O módulo destina-se a equipar profissionais de WASH, doadores e organizações afins que trabalham no sentido de cumprir os ODS para:

  • identificar pessoas que provavelmente serão excluídas dos serviços de WASH;
  • descrever as barreiras à lavagem inclusiva;
  • projetar e implementar tecnologias adequadas e prestação de serviços para garantir que todos os membros da sociedade sejam atendidos;
  • envolver-se ativamente em métodos e ferramentas que promovam serviços inclusivos de WASH.

Esperamos que ache útil e gostaríamos de saber a sua opinião.

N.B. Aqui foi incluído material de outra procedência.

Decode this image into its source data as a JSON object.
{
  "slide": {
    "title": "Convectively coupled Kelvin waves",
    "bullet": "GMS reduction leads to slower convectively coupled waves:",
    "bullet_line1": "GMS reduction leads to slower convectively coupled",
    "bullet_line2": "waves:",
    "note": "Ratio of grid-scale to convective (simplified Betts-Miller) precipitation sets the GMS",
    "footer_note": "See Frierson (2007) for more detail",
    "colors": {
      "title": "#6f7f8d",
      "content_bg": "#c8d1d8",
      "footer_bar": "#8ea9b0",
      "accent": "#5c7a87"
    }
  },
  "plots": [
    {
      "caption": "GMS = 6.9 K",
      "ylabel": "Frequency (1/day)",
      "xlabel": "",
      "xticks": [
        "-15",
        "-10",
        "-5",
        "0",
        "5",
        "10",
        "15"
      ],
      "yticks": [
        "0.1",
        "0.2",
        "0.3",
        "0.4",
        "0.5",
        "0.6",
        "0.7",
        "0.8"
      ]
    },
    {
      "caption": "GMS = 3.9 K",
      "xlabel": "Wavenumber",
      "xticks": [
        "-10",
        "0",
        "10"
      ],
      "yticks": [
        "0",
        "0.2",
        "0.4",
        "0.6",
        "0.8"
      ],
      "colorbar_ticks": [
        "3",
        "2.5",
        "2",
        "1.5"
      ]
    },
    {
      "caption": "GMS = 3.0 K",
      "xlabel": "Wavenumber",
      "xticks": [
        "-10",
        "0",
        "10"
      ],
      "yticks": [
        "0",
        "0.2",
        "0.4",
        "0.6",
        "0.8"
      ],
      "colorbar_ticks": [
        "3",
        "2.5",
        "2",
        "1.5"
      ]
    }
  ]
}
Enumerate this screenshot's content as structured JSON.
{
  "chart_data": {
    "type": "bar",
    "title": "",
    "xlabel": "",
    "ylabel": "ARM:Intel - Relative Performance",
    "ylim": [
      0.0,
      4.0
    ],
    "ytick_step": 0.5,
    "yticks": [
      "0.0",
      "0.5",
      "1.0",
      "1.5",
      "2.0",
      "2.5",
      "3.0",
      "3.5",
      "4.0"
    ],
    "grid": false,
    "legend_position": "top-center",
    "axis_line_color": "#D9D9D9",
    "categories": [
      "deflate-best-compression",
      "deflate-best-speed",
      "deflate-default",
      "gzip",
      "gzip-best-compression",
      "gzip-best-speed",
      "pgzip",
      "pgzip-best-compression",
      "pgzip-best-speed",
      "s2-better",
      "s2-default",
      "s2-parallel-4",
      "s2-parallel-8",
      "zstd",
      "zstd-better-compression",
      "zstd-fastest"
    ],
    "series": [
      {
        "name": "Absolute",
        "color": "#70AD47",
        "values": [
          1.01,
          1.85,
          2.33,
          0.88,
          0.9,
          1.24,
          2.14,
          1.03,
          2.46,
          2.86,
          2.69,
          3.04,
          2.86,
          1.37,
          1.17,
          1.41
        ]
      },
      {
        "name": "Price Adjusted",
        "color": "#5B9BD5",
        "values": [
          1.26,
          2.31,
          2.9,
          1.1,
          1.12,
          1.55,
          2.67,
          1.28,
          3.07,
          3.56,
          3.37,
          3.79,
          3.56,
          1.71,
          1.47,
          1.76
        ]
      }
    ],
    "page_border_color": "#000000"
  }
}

Bethlehem Mengistu é a Diretora Nacional da WaterAid Etiópia e @BethlehemMengis no Twitter

Notas:

  • A WaterAid opera na Etiópia há mais de 30 anos. Só no nosso último período estratégico (2011-16) chegámos a 1,4 milhão de pessoas com WASH através de parcerias com ONG locais e governo. Atualmente, estamos a operar em quatro regiões, com a intenção de impactar o acesso universal em parceria com o Governo.
  • O "Count me In! Inclusive WASH in Ethiopia" foi desenvolvido por especialistas em WASH etíope do Escritório Nacional de Coordenação WASH no nosso Ministério da Água, Irrigação e Eletricidade, da Co-Wash, do Ministério do Trabalho e Assuntos Sociais, do Ministério da Educação, da World Vision e da UNICEF em colaboração com a Open University.